- Flag Coat of arms
- Country: Germany
- State: North Rhine-Westphalia
- Adm. region: Cologne
- Capital: Heinsberg

Government
- • District admin.: Stephan Pusch (CDU)

Area
- • Total: 627.7 km^{2} (242.4 sq mi)

Population (31 December 2024)
- • Total: 263,681
- • Density: 420.1/km^{2} (1,088/sq mi)
- Time zone: UTC+01:00 (CET)
- • Summer (DST): UTC+02:00 (CEST)
- Vehicle registration: ERK, GK, HS
- Website: www.kreis-heinsberg.de

= Heinsberg (district) =

Heinsberg is a Kreis (district) in the west of North Rhine-Westphalia, Germany with the town of Heinsberg as its capital. Neighbouring districts are Viersen, Neuss, Düren and Aachen, the city of Mönchengladbach and the Dutch province Limburg.

==Geography==
Heinsberg is the most westerly district of Germany, reaching 5°52'E in Selfkant municipality.

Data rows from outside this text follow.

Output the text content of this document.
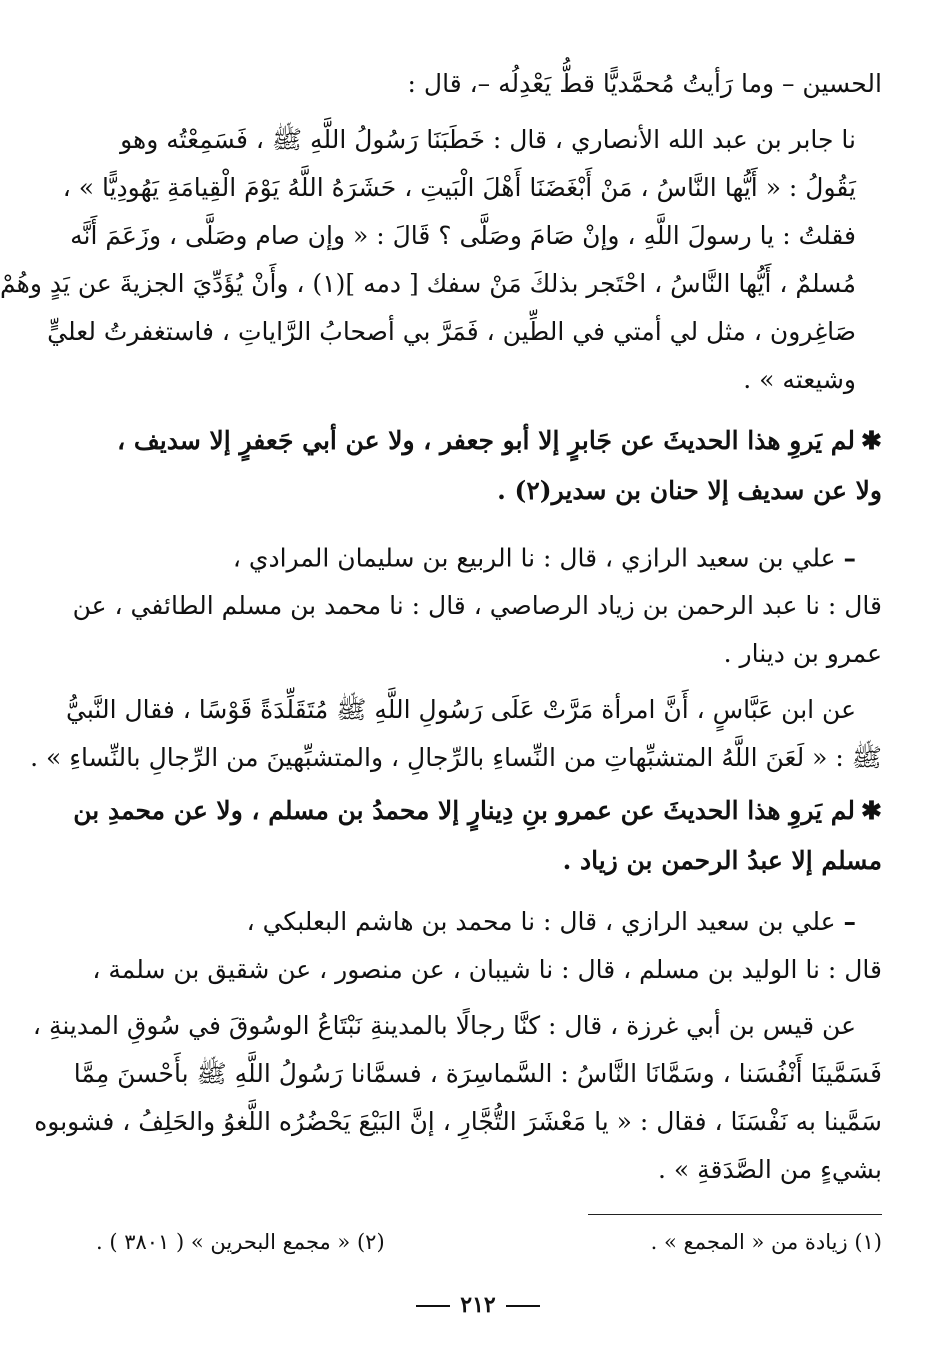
الحسين – وما رَأيتُ مُحمَّديًّا قطُّ يَعْدِلُه –، قال :

نا جابر بن عبد الله الأنصاري ، قال : خَطَبَنَا رَسُولُ اللَّهِ ﷺ ، فَسَمِعْتُه وهو
يَقُولُ : « أَيُّها النَّاسُ ، مَنْ أَبْغَضَنَا أَهْلَ الْبَيتِ ، حَشَرَهُ اللَّهُ يَوْمَ الْقِيامَةِ يَهُودِيًّا » ،
فقلتُ : يا رسولَ اللَّهِ ، وإنْ صَامَ وصَلَّى ؟ قَالَ : « وإن صام وصَلَّى ، وزَعَمَ أَنَّه
مُسلمٌ ، أَيُّها النَّاسُ ، احْتَجر بذلكَ مَنْ سفك [ دمه ](١) ، وأَنْ يُؤَدِّيَ الجزيةَ عن يَدٍ وهُمْ
صَاغِرون ، مثل لي أمتي في الطِّين ، فَمَرَّ بي أصحابُ الرَّاياتِ ، فاستغفرتُ لعليٍّ
وشيعته » .

✱لم يَروِ هذا الحديثَ عن جَابرٍ إلا أبو جعفر ، ولا عن أبي جَعفرٍ إلا سديف ،
ولا عن سديف إلا حنان بن سدير(٢) .

– علي بن سعيد الرازي ، قال : نا الربيع بن سليمان المرادي ،
قال : نا عبد الرحمن بن زياد الرصاصي ، قال : نا محمد بن مسلم الطائفي ، عن
عمرو بن دينار .

عن ابن عَبَّاسٍ ، أَنَّ امرأة مَرَّتْ عَلَى رَسُولِ اللَّهِ ﷺ مُتَقَلِّدَةً قَوْسًا ، فقال النَّبيُّ
ﷺ : « لَعَنَ اللَّهُ المتشبِّهاتِ من النِّساءِ بالرِّجالِ ، والمتشبِّهينَ من الرِّجالِ بالنِّساءِ » .

✱لم يَروِ هذا الحديثَ عن عمرو بنِ دِينارٍ إلا محمدُ بن مسلم ، ولا عن محمدِ بن
مسلم إلا عبدُ الرحمن بن زياد .

– علي بن سعيد الرازي ، قال : نا محمد بن هاشم البعلبكي ،
قال : نا الوليد بن مسلم ، قال : نا شيبان ، عن منصور ، عن شقيق بن سلمة ،

عن قيس بن أبي غرزة ، قال : كنَّا رجالًا بالمدينةِ نَبْتَاعُ الوسُوقَ في سُوقِ المدينةِ ،
فَسَمَّينَا أَنْفُسَنا ، وسَمَّانَا النَّاسُ : السَّماسِرَة ، فسمَّانا رَسُولُ اللَّهِ ﷺ بأَحْسنَ مِمَّا
سَمَّينا به نَفْسَنَا ، فقال : « يا مَعْشَرَ التُّجَّارِ ، إنَّ البَيْعَ يَحْضُرُه اللَّغوُ والحَلِفُ ، فشوبوه
بشيءٍ من الصَّدَقةِ » .

(١) زيادة من « المجمع » .
(٢) « مجمع البحرين » ( ٣٨٠١ ) .
٢١٢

Geographically it covers the lowlands of the Lower Rhine Bay.

===Rivers===
- Rur is the main river, crossing the district from southeast to northwest.
- Wurm flows into river Rur, in Heinsberg.
- Schwalm originates near Erkelenz.
- Niers rises near Kuckum.

===Towns and municipalities===

| Towns | Municipalities |
| # Erkelenz # Geilenkirchen # Heinsberg # Hückelhoven # Übach-Palenberg # Wassenberg # Wegberg | # Gangelt # Selfkant # Waldfeucht |

==History==
===Development of the district===
The area fell to Prussia in 1815, which in 1816 created the three districts Heinsberg, Erkelenz and Geilenkirchen. In 1932 the districts Heinsberg and Geilenkirchen were merged, and in 1972 Erkelenz district was merged as well. In 1975 the district reached its present size when the municipality Niederkrüchten was moved to the district Viersen.

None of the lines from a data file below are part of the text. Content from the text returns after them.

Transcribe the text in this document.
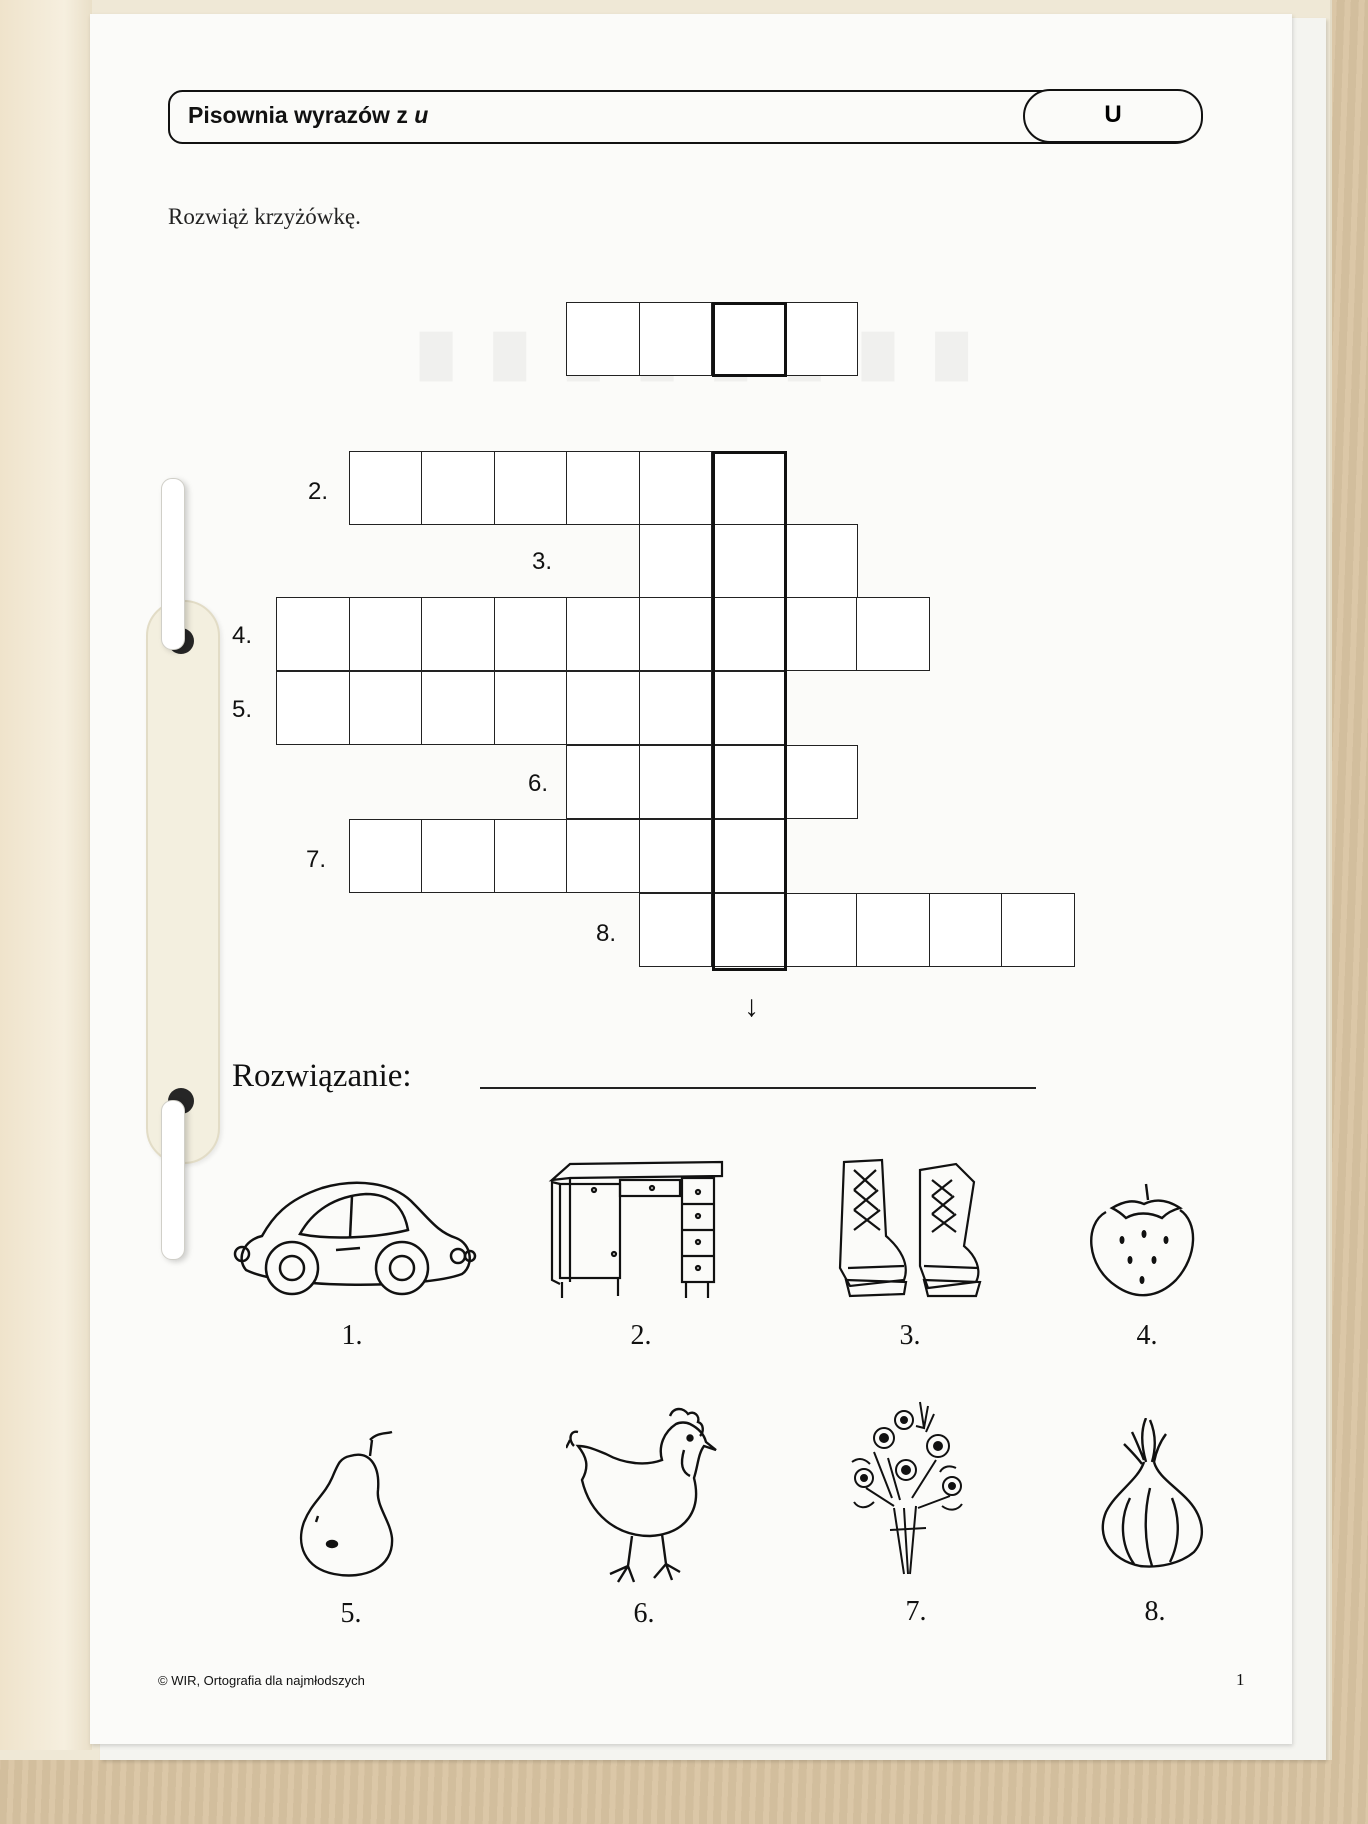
Pisownia wyrazów z u	U
Rozwiąż krzyżówkę.
2.
3.
4.
5.
6.
7.
8.
↓
Rozwiązanie:
1.	2.	3.	4.
5.	6.	7.	8.
© WIR, Ortografia dla najmłodszych	1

===Prominent role in the Covid-19 pandemic===
The district became a center of the COVID-19 pandemic in Germany. The Robert Koch Institute listed Heinsberg as an especially affected area ("besonders betroffenes Gebiet"). Since the first cases were discovered in this area, the district was around two weeks "ahead" of the rest of Germany. A research group of the University of Bonn started to use the affected area as a testing site to study the novel coronavirus and to search for ways to handle the situation in the best possible way.

==Coat of arms==
The coat of arms show two lions in the top part, in the left the silver lion of the city and the dukes of Heinsberg, in the right the black lion on yellow ground of the duchy of Jülich. The bottom part derives from the coat of arms of the former district Erkelenz, the fleur-de-lis from the city of Erkelenz represent the Maria-abbey in Aachen, and the blue flax flower in the middle remembers the old tradition of flax and linen trading in Erkelenz.